St. Pete Police Chief Anthony Holloway now says the department will move forward with plans to implement body cameras … eventually.
“Right now there are a lot of problems with body cameras,” Holloway said in a YouTube video posted on the agency’s Facebook page last week. “Everyone’s trying to come up with the right policy to protect the privacy of the officer and also to protect the privacy of the citizen.”
“If I go into your home and burglary and nothing happens, your neighbor then could ask for a copy of that tape and they can see everything that’s in your home. I don’t feel comfortable with that at this time – who am I giving this to?”
The video statement, obviously edited for time, is reminiscent of Holloway’s previous thoughts on body cameras, though his stance does seem to have loosened a bit.
In a January speech at Suncoast Tiger Bay, Holloway did call the technology inevitable, but favored dash cams on police cruisers instead. During that speech he said body cameras wouldn’t increase trust among citizens.
“How many times was it that everybody watching instant replay saw three different things?” Holloway asked.
The police chief noted several problems with body cameras that have yet to be worked out, including privacy concerns.

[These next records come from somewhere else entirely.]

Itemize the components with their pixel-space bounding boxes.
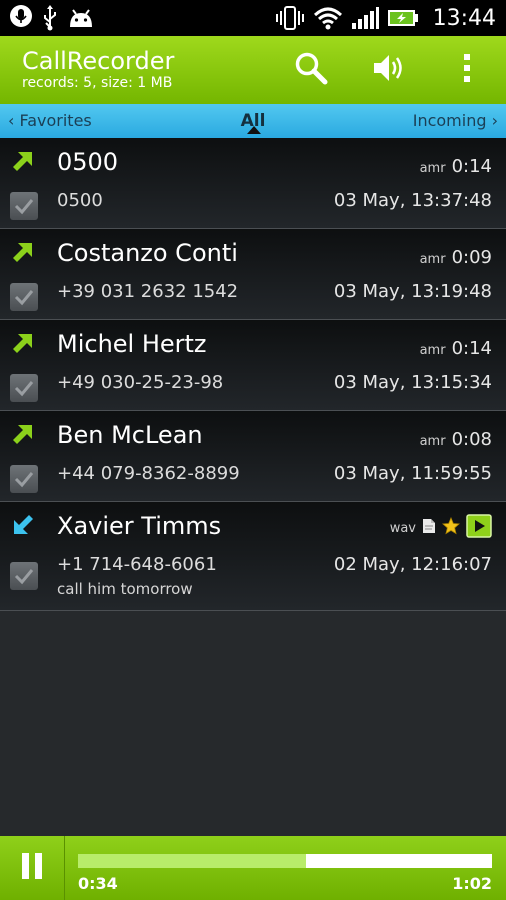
phone-number: +49 030-25-23-98 xyxy=(57,372,224,393)
duration: 0:14 xyxy=(451,338,492,359)
incoming-call-icon xyxy=(12,514,34,540)
playback-progress[interactable] xyxy=(78,854,492,868)
duration: 0:14 xyxy=(451,156,492,177)
pause-button[interactable] xyxy=(0,836,65,900)
record-note: call him tomorrow xyxy=(57,580,193,598)
records-list: 0500 amr 0:14 0500 03 May, 13:37:48 Cost… xyxy=(0,138,506,611)
outgoing-call-icon xyxy=(12,150,34,176)
records-summary: records: 5, size: 1 MB xyxy=(22,75,173,91)
tab-incoming[interactable]: Incoming › xyxy=(413,104,498,138)
pause-icon xyxy=(19,853,45,883)
record-date: 02 May, 12:16:07 xyxy=(333,554,492,575)
search-icon xyxy=(294,51,328,89)
tab-indicator xyxy=(247,126,261,134)
list-item[interactable]: Costanzo Conti amr 0:09 +39 031 2632 154… xyxy=(0,229,506,320)
overflow-menu-button[interactable] xyxy=(428,36,506,104)
outgoing-call-icon xyxy=(12,241,34,267)
select-checkbox[interactable] xyxy=(10,562,38,590)
battery-charging-icon xyxy=(387,8,419,28)
current-time: 0:34 xyxy=(78,874,118,893)
tab-favorites[interactable]: ‹ Favorites xyxy=(8,104,92,138)
playback-bar: 0:34 1:02 xyxy=(0,836,506,900)
contact-name: Ben McLean xyxy=(57,421,203,449)
overflow-menu-icon xyxy=(462,52,472,88)
file-format: amr xyxy=(419,161,446,176)
playback-progress-fill xyxy=(78,854,306,868)
file-format: amr xyxy=(419,343,446,358)
phone-number: +39 031 2632 1542 xyxy=(57,281,239,302)
vibrate-icon xyxy=(275,5,305,31)
note-icon xyxy=(422,518,436,538)
search-button[interactable] xyxy=(272,36,350,104)
status-clock: 13:44 xyxy=(432,5,496,31)
select-checkbox[interactable] xyxy=(10,465,38,493)
select-checkbox[interactable] xyxy=(10,374,38,402)
contact-name: 0500 xyxy=(57,148,119,176)
app-title: CallRecorder xyxy=(22,47,175,75)
record-date: 03 May, 13:37:48 xyxy=(333,190,492,211)
app-bar: CallRecorder records: 5, size: 1 MB xyxy=(0,36,506,104)
record-date: 03 May, 11:59:55 xyxy=(333,463,492,484)
play-icon[interactable] xyxy=(466,514,492,542)
contact-name: Xavier Timms xyxy=(57,512,222,540)
outgoing-call-icon xyxy=(12,423,34,449)
phone-number: +1 714-648-6061 xyxy=(57,554,217,575)
signal-icon xyxy=(351,6,379,30)
status-bar: 13:44 xyxy=(0,0,506,36)
list-item[interactable]: Xavier Timms wav +1 714-648-6061 02 May,… xyxy=(0,502,506,611)
file-format: wav xyxy=(389,520,416,536)
duration: 0:08 xyxy=(451,429,492,450)
select-checkbox[interactable] xyxy=(10,192,38,220)
record-date: 03 May, 13:15:34 xyxy=(333,372,492,393)
phone-number: 0500 xyxy=(57,190,103,211)
android-icon xyxy=(68,7,94,29)
select-checkbox[interactable] xyxy=(10,283,38,311)
wifi-icon xyxy=(313,6,343,30)
file-format: amr xyxy=(419,252,446,267)
duration: 0:09 xyxy=(451,247,492,268)
speaker-icon xyxy=(371,51,407,89)
total-time: 1:02 xyxy=(452,874,492,893)
list-item[interactable]: Michel Hertz amr 0:14 +49 030-25-23-98 0… xyxy=(0,320,506,411)
list-item[interactable]: Ben McLean amr 0:08 +44 079-8362-8899 03… xyxy=(0,411,506,502)
speaker-button[interactable] xyxy=(350,36,428,104)
outgoing-call-icon xyxy=(12,332,34,358)
list-item[interactable]: 0500 amr 0:14 0500 03 May, 13:37:48 xyxy=(0,138,506,229)
microphone-icon xyxy=(10,5,32,31)
phone-number: +44 079-8362-8899 xyxy=(57,463,240,484)
contact-name: Michel Hertz xyxy=(57,330,207,358)
usb-icon xyxy=(42,5,58,31)
star-icon[interactable] xyxy=(442,516,460,539)
title-block: CallRecorder records: 5, size: 1 MB xyxy=(0,48,174,92)
file-format: amr xyxy=(419,434,446,449)
contact-name: Costanzo Conti xyxy=(57,239,238,267)
record-date: 03 May, 13:19:48 xyxy=(333,281,492,302)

In that regard, Holloway’s position doesn’t seem to have evolved all that much, but instead of referring to them in terms of inevitable, which implies implementation far down the road, Holloway now seems to be evaluating the technology for a sooner-rather-than-later approach.
“We’re going to let other agencies do their testing, figure out what policies their writing and then make sure the courts are in agreement with these policies to protect not only the officer’s privacy but the citizen’s privacy and then we’ll move forward,” Holloway said in the most recent video.
Holloway also said the agency needs to evaluate cost.
“The cameras are very cheap,” Holloway said. “But as we start storing all this information – how much is it going to cost? How long are we going to have to store it and then who are we going to give this information to once it is stored?”
Instead of mentioning the viability of dash cams in lieu of body cams, Holloway called them “a great technology” that will “help us out.”
Proponents of body cameras for police officers argue dash cams aren’t enough because they only show what is happening directly in front of the police car and often miss parts of situations that happen out of the camera’s scope.